Por fim, acaba-se descobrindo, ou às vezes não, que não é a gente que tem o segredo. É o segredo que nos possui e nos usa para realizar-se secretamente e tornar-se, mas tornar-se o quê? Aí descobrimos que nosso pequeno segredo está a serviço de um Grande Segredo, e que não somos um segredo isolado, porém um segredo que forma parte de um todo maior, tão maior que não vemos sequer seus contornos, mas só aquilo que está mais perto de nós, só o essencial para podermos dar o próximo passo, e depois um outro e outro... É verdade que as filosofias e as religiões tentam de todos os modos mostrar os contornos do Grande Segredo, chamando-o de SER ou de DEUS, mas Ele está além de qualquer filosofia e religião, mantendo-se sempre em silêncio, como puro e desafiador Mistério. Podemos sentir em todos os modos este Mistério, mas não conseguimos conceituá-lo ou sequer imaginá-lo. Ele ultrapassa nossos conceitos e imaginação, para simplesmente ser o misterioso centro sem periferia onde toda a Vida acontece, inclusive nossa pequena e mortal, porém, eternamente vencida pela ressurreição iniciada no "já aqui agora" de nossa história humana.

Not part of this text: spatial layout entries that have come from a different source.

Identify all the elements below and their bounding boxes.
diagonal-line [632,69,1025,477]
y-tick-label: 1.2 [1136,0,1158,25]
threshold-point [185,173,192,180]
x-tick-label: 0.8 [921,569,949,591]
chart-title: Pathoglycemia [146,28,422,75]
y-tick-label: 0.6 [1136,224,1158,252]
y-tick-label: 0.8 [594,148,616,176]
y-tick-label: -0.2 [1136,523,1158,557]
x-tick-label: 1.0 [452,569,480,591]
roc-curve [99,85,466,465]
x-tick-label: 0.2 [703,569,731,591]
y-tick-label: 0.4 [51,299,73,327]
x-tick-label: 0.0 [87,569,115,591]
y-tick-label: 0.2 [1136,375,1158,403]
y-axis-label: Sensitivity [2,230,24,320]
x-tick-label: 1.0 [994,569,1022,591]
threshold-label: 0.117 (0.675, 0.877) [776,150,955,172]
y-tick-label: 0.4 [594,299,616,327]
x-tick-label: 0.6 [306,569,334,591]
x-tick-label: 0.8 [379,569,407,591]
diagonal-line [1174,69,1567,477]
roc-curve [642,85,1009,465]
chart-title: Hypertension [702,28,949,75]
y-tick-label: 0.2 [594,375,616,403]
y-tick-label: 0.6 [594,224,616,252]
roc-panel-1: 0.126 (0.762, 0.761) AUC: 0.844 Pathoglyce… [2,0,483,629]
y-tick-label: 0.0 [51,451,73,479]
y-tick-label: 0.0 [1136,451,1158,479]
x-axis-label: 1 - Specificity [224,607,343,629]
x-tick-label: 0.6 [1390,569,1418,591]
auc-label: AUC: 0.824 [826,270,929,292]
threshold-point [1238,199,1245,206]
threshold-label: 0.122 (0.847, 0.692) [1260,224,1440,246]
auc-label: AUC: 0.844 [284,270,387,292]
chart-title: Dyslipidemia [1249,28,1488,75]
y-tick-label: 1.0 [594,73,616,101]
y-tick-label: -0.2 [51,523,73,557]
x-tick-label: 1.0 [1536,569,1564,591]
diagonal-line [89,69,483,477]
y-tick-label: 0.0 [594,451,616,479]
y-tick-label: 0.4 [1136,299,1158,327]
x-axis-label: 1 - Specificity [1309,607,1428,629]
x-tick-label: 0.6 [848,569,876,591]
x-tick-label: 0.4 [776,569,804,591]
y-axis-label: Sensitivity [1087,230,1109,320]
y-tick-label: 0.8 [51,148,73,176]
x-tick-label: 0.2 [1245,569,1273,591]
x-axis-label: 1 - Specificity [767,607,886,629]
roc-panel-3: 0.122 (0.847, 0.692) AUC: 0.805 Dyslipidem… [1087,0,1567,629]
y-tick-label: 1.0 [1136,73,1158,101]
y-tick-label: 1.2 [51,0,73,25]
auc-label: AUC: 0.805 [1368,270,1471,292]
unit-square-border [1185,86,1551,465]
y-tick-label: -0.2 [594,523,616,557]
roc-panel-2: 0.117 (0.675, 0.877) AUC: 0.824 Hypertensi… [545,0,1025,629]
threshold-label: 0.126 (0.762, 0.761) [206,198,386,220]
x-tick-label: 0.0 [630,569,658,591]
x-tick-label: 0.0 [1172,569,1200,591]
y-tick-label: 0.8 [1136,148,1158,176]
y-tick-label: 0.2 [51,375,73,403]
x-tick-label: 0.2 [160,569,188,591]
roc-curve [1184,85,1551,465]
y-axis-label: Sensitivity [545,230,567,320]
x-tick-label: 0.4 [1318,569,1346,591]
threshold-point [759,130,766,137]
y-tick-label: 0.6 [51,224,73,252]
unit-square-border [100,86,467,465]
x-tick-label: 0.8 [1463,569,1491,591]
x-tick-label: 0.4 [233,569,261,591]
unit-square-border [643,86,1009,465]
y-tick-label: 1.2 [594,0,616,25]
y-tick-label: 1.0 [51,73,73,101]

Então é isso a Vida? Pois é. A Vida é, afinal, o segredo de si mesma. E nós também: a vida de cada um é o segredo de si mesmo, num conjunto tão incomensuravelmente vasto que arriscamos a cada momento cair fundo sem fundo do precipício do próprio Ser. Mas o nosso pessoal segredo nos salva, ainda que nos salve apenas para dar o próximo passo na escuridão brutal, só momentânea e fracamente iluminada pela secreta luz que levamos dentro de nós. Todavia, enquanto mantivermos secreto o segredo, poderemos caminhar, abrindo o caminho à medida que caminhamos almejando o banquete festivo de nossa mais tão próxima e almejada Terra sem Males... Bom apetide para todos na intimidade deste singelo segredo! Do livro: "Presentimentos e Suspeitas" de Ivo Storniolo, PAULLUS,2001.